Good specification (clear, testable):
Success Criteria:
- Robot reaches goal location within 5 minutes
- Robot avoids 100% of obstacles (zero collisions)
- Robot completes 5 deliveries in single run
- Behavior succeeds in 3/3 trial runs
Measurable? YES (time, collision count, success rate) Testable? YES (can validate each criterion in simulation) Related to problem? YES (all criteria matter for delivery task)
Bad specification (vague, untestable):
Success Criteria:
- Robot works well
- Behavior is good
- Simulation runs
Measurable? NO (what does "works well" mean?) Testable? NO (what does "good" mean in meters or seconds?) Related to problem? NO (these don't measure delivery capability)
Exercise: Write Your Capstone Specification
Your task: Write a complete capstone specification for a simulation project of your choice.
Options (pick one, or invent your own):
Option 1: Delivery Robot (follow the example above)
- Modify the warehouse layout or goals
- Change sensor configuration
- Add constraints (time limits, path restrictions)
Option 2: Inspection Robot
- Robot arm inspects objects at different heights
- Camera captures images for analysis
- Success: arm reaches all target heights, captures 10+ images
Option 3: Exploration Robot
- Robot navigates unknown environment building a map
- Uses LIDAR to detect walls and obstacles
- Success: map covers 80% of environment, no collisions
Option 4: Search and Rescue Robot
- Robot finds and "rescues" objects in rubble-like environment
- Uses camera to detect colored targets
- Success: finds 5 target objects in under 10 minutes
Your specification should have:
- ✅ Intent statement (1-2 sentences)
- ✅ Robot requirements (physical structure, sensors, actuators)

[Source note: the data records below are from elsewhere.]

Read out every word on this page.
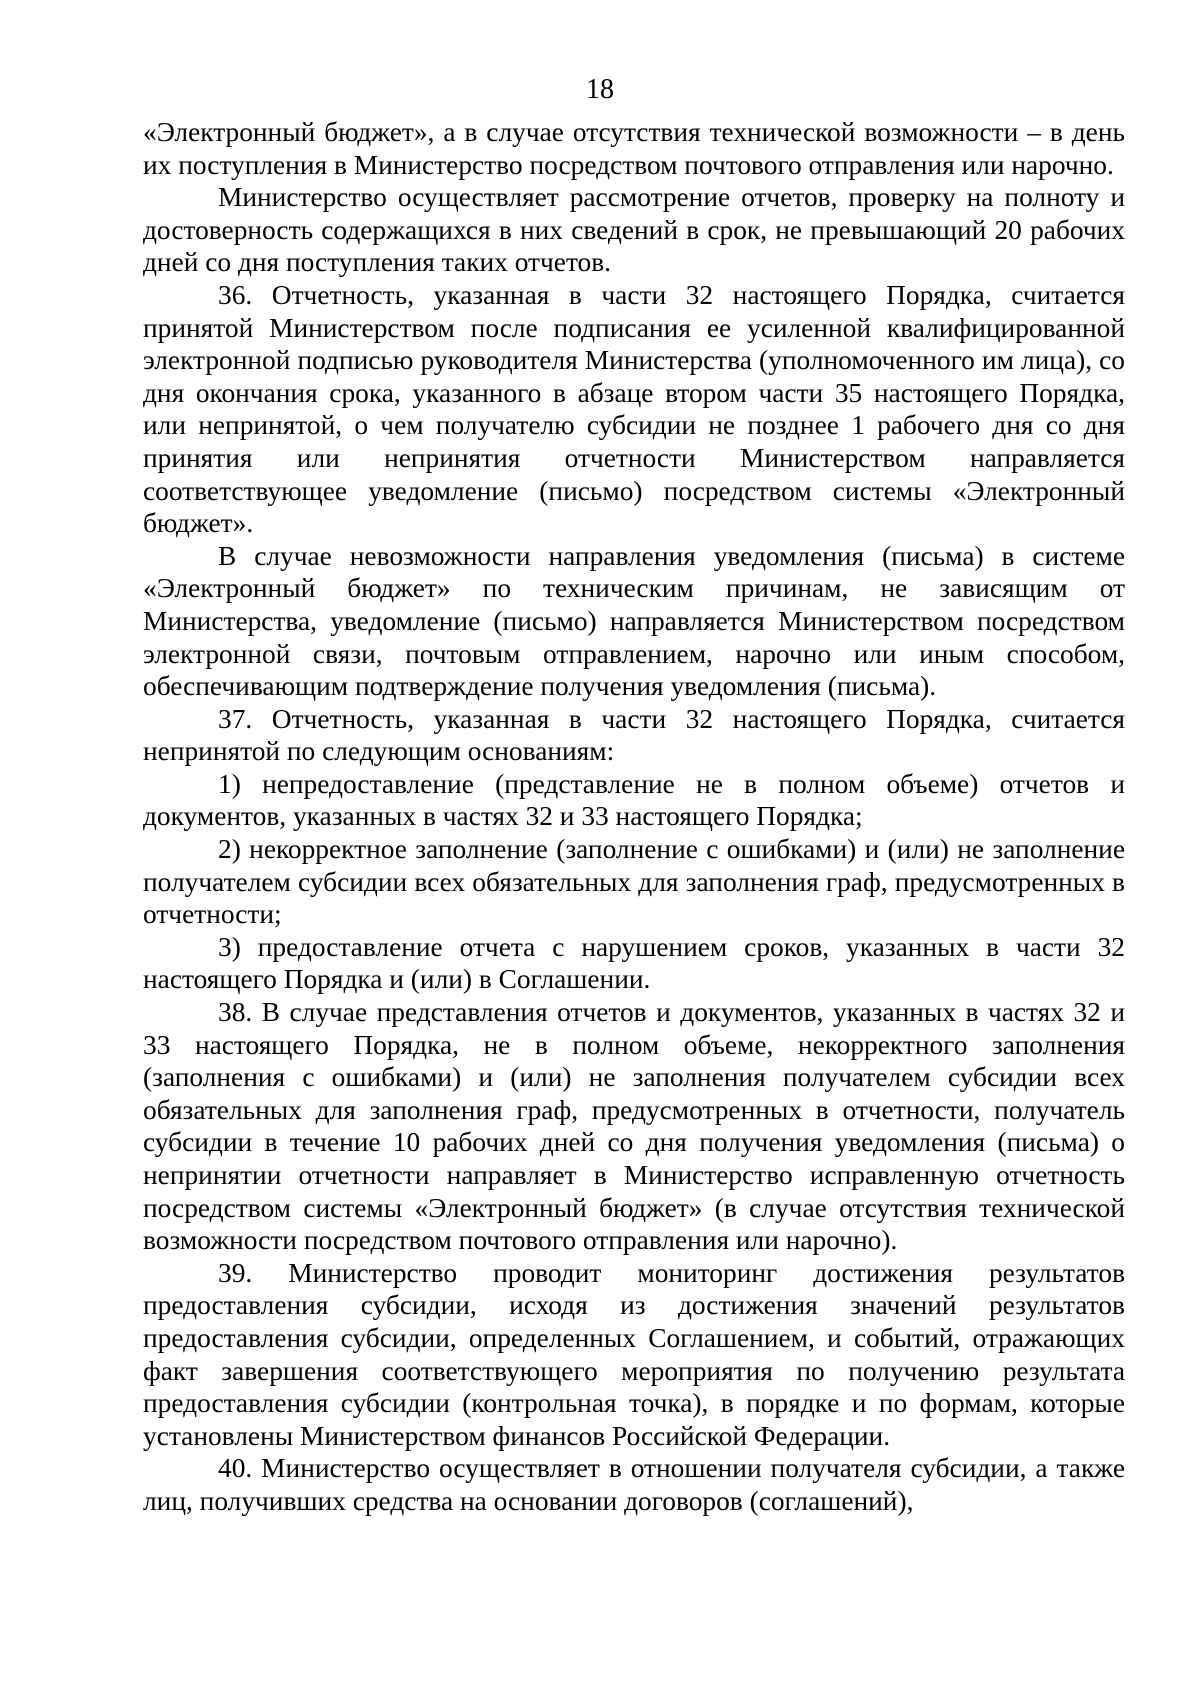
18

«Электронный бюджет», а в случае отсутствия технической возможности – в день их поступления в Министерство посредством почтового отправления или нарочно.

Министерство осуществляет рассмотрение отчетов, проверку на полноту и достоверность содержащихся в них сведений в срок, не превышающий 20 рабочих дней со дня поступления таких отчетов.

36. Отчетность, указанная в части 32 настоящего Порядка, считается принятой Министерством после подписания ее усиленной квалифицированной электронной подписью руководителя Министерства (уполномоченного им лица), со дня окончания срока, указанного в абзаце втором части 35 настоящего Порядка, или непринятой, о чем получателю субсидии не позднее 1 рабочего дня со дня принятия или непринятия отчетности Министерством направляется соответствующее уведомление (письмо) посредством системы «Электронный бюджет».

В случае невозможности направления уведомления (письма) в системе «Электронный бюджет» по техническим причинам, не зависящим от Министерства, уведомление (письмо) направляется Министерством посредством электронной связи, почтовым отправлением, нарочно или иным способом, обеспечивающим подтверждение получения уведомления (письма).

37. Отчетность, указанная в части 32 настоящего Порядка, считается непринятой по следующим основаниям:

1) непредоставление (представление не в полном объеме) отчетов и документов, указанных в частях 32 и 33 настоящего Порядка;

2) некорректное заполнение (заполнение с ошибками) и (или) не заполнение получателем субсидии всех обязательных для заполнения граф, предусмотренных в отчетности;

3) предоставление отчета с нарушением сроков, указанных в части 32 настоящего Порядка и (или) в Соглашении.

38. В случае представления отчетов и документов, указанных в частях 32 и 33 настоящего Порядка, не в полном объеме, некорректного заполнения (заполнения с ошибками) и (или) не заполнения получателем субсидии всех обязательных для заполнения граф, предусмотренных в отчетности, получатель субсидии в течение 10 рабочих дней со дня получения уведомления (письма) о непринятии отчетности направляет в Министерство исправленную отчетность посредством системы «Электронный бюджет» (в случае отсутствия технической возможности посредством почтового отправления или нарочно).

39. Министерство проводит мониторинг достижения результатов предоставления субсидии, исходя из достижения значений результатов предоставления субсидии, определенных Соглашением, и событий, отражающих факт завершения соответствующего мероприятия по получению результата предоставления субсидии (контрольная точка), в порядке и по формам, которые установлены Министерством финансов Российской Федерации.

40. Министерство осуществляет в отношении получателя субсидии, а также лиц, получивших средства на основании договоров (соглашений),
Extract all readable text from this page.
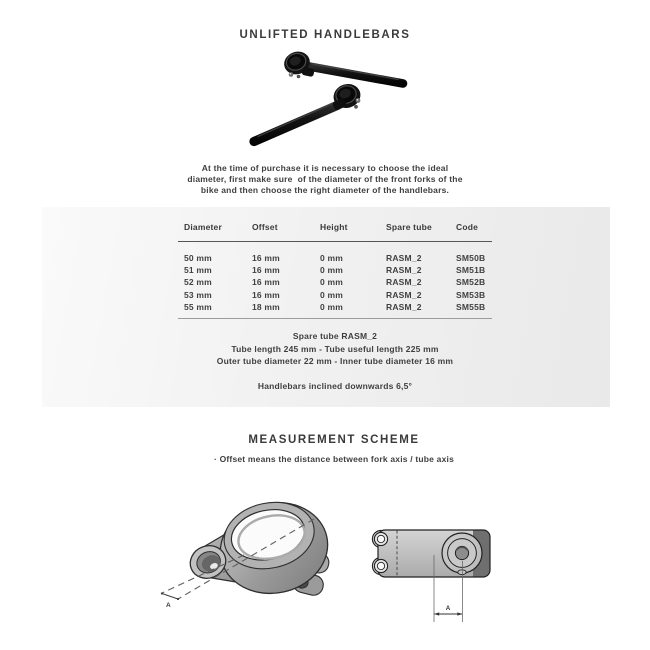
UNLIFTED HANDLEBARS
At the time of purchase it is necessary to choose the ideal
diameter, first make sure  of the diameter of the front forks of the
bike and then choose the right diameter of the handlebars.
Diameter	Offset	Height	Spare tube	Code
50 mm	16 mm	0 mm	RASM_2	SM50B
51 mm	16 mm	0 mm	RASM_2	SM51B
52 mm	16 mm	0 mm	RASM_2	SM52B
53 mm	16 mm	0 mm	RASM_2	SM53B
55 mm	18 mm	0 mm	RASM_2	SM55B
Spare tube RASM_2
Tube length 245 mm - Tube useful length 225 mm
Outer tube diameter 22 mm - Inner tube diameter 16 mm
Handlebars inclined downwards 6,5°
MEASUREMENT SCHEME
· Offset means the distance between fork axis / tube axis
A	A
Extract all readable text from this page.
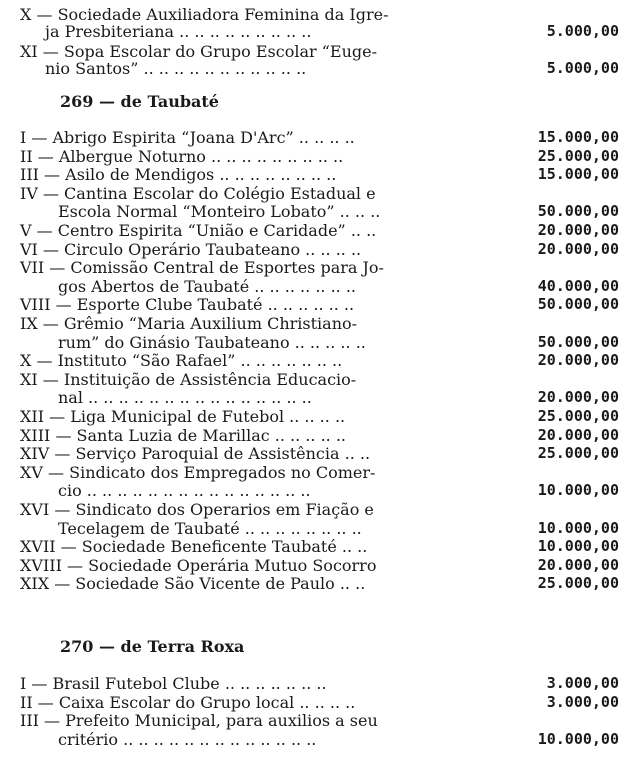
X — Sociedade Auxiliadora Feminina da Igre-
ja Presbiteriana .. .. .. .. .. .. .. .. ..	5.000,00
XI — Sopa Escolar do Grupo Escolar “Euge-
nio Santos” .. .. .. .. .. .. .. .. .. .. ..	5.000,00
269 — de Taubaté
I — Abrigo Espirita “Joana D'Arc” .. .. .. ..	15.000,00
II — Albergue Noturno .. .. .. .. .. .. .. .. ..	25.000,00
III — Asilo de Mendigos .. .. .. .. .. .. .. ..	15.000,00
IV — Cantina Escolar do Colégio Estadual e
Escola Normal “Monteiro Lobato” .. .. ..	50.000,00
V — Centro Espirita “União e Caridade” .. ..	20.000,00
VI — Circulo Operário Taubateano .. .. .. ..	20.000,00
VII — Comissão Central de Esportes para Jo-
gos Abertos de Taubaté .. .. .. .. .. .. ..	40.000,00
VIII — Esporte Clube Taubaté .. .. .. .. .. ..	50.000,00
IX — Grêmio “Maria Auxilium Christiano-
rum” do Ginásio Taubateano .. .. .. .. ..	50.000,00
X — Instituto “São Rafael” .. .. .. .. .. .. ..	20.000,00
XI — Instituição de Assistência Educacio-
nal .. .. .. .. .. .. .. .. .. .. .. .. .. .. ..	20.000,00
XII — Liga Municipal de Futebol .. .. .. ..	25.000,00
XIII — Santa Luzia de Marillac .. .. .. .. ..	20.000,00
XIV — Serviço Paroquial de Assistência .. ..	25.000,00
XV — Sindicato dos Empregados no Comer-
cio .. .. .. .. .. .. .. .. .. .. .. .. .. .. ..	10.000,00
XVI — Sindicato dos Operarios em Fiação e
Tecelagem de Taubaté .. .. .. .. .. .. .. ..	10.000,00
XVII — Sociedade Beneficente Taubaté .. ..	10.000,00
XVIII — Sociedade Operária Mutuo Socorro	20.000,00
XIX — Sociedade São Vicente de Paulo .. ..	25.000,00
270 — de Terra Roxa
I — Brasil Futebol Clube .. .. .. .. .. .. ..	3.000,00
II — Caixa Escolar do Grupo local .. .. .. ..	3.000,00
III — Prefeito Municipal, para auxilios a seu
critério .. .. .. .. .. .. .. .. .. .. .. .. ..	10.000,00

- ✅ World requirements (environment, obstacles, initial conditions)
- ✅ Sensor requirements (which sensors, which topics)

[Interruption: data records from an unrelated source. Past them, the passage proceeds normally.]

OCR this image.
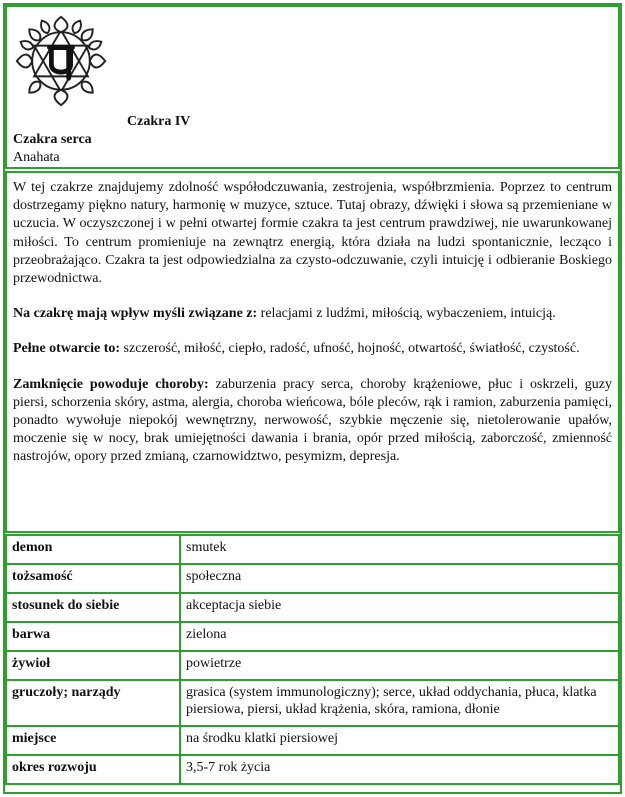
Czakra IV
Czakra serca
Anahata

W tej czakrze znajdujemy zdolność współodczuwania, zestrojenia, współbrzmienia. Poprzez to centrum dostrzegamy piękno natury, harmonię w muzyce, sztuce. Tutaj obrazy, dźwięki i słowa są przemieniane w uczucia. W oczyszczonej i w pełni otwartej formie czakra ta jest centrum prawdziwej, nie uwarunkowanej miłości. To centrum promieniuje na zewnątrz energią, która działa na ludzi spontanicznie, lecząco i przeobrażająco. Czakra ta jest odpowiedzialna za czysto-odczuwanie, czyli intuicję i odbieranie Boskiego przewodnictwa.

Na czakrę mają wpływ myśli związane z: relacjami z ludźmi, miłością, wybaczeniem, intuicją.

Pełne otwarcie to: szczerość, miłość, ciepło, radość, ufność, hojność, otwartość, światłość, czystość.

Zamknięcie powoduje choroby: zaburzenia pracy serca, choroby krążeniowe, płuc i oskrzeli, guzy piersi, schorzenia skóry, astma, alergia, choroba wieńcowa, bóle pleców, rąk i ramion, zaburzenia pamięci, ponadto wywołuje niepokój wewnętrzny, nerwowość, szybkie męczenie się, nietolerowanie upałów, moczenie się w nocy, brak umiejętności dawania i brania, opór przed miłością, zaborczość, zmienność nastrojów, opory przed zmianą, czarnowidztwo, pesymizm, depresja.

demon	smutek
tożsamość	społeczna
stosunek do siebie	akceptacja siebie
barwa	zielona
żywioł	powietrze
gruczoły; narządy	grasica (system immunologiczny); serce, układ oddychania, płuca, klatka piersiowa, piersi, układ krążenia, skóra, ramiona, dłonie
miejsce	na środku klatki piersiowej
okres rozwoju	3,5-7 rok życia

- ✅ Behavior requirements (what the robot does)
- ✅ Success criteria (5 measurable outcomes)
- ✅ Constraints (what you're NOT doing)
Evaluation:
- Is your intent clear? (Can someone understand the goal in 30 seconds?)

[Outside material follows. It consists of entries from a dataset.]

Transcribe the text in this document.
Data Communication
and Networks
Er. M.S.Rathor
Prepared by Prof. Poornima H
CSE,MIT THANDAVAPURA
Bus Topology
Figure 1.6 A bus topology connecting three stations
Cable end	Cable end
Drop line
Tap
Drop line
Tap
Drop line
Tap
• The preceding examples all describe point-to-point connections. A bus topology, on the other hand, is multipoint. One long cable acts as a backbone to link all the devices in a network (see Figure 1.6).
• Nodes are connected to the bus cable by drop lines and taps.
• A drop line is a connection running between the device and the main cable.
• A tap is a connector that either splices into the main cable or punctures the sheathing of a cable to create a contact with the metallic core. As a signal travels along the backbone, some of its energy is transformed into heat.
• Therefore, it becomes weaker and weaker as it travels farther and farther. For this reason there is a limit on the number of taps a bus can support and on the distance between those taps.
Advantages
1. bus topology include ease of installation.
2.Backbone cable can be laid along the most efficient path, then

- Are requirements specific? (Can you implement them from the spec?)
- Are success criteria measurable? (Can you validate them in simulation?)
- Is the project reasonable? (Can you implement in 90 minutes? See Lesson 13.2.)
Try With AI
Setup: Open ChatGPT or Claude and refine your capstone specification.
Prompt Set:
Prompt 1 (Validating your specification):
I've written a capstone specification for a robot simulation project:
[Paste your specification here]
Review this specification and identify:
1. Ambiguous requirements (what's unclear?)
2. Missing information (what's not specified?)
3. Unrealistic success criteria (what's too hard?)
4. How to make it more specific and measurable
Prompt 2 (Learning from good specifications):
Show me an example of a well-written specification for a robotic arm
task (e.g., bin picking, object placement). Include:
- Clear intent
- Robot and world requirements
- 5 measurable success criteria
- Explain what makes each criterion testable
Prompt 3 (Refining your own):
I'm building a [YOUR_ROBOT_TYPE] in Gazebo. Here's my current spec:
[Paste your specification]
What should I change or clarify to make this easier to implement?
Which success criteria will be hardest to achieve? What's a realistic time frame?
Expected Outcomes:
- AI identifies vagueness in your spec
- AI provides examples of well-written specifications
- AI suggests realistic constraints based on your simulation capabilities
Safety Note: Your specification guides your implementation. A vague spec leads to wasted time building the wrong thing. A clear spec saves 10 hours of confusion.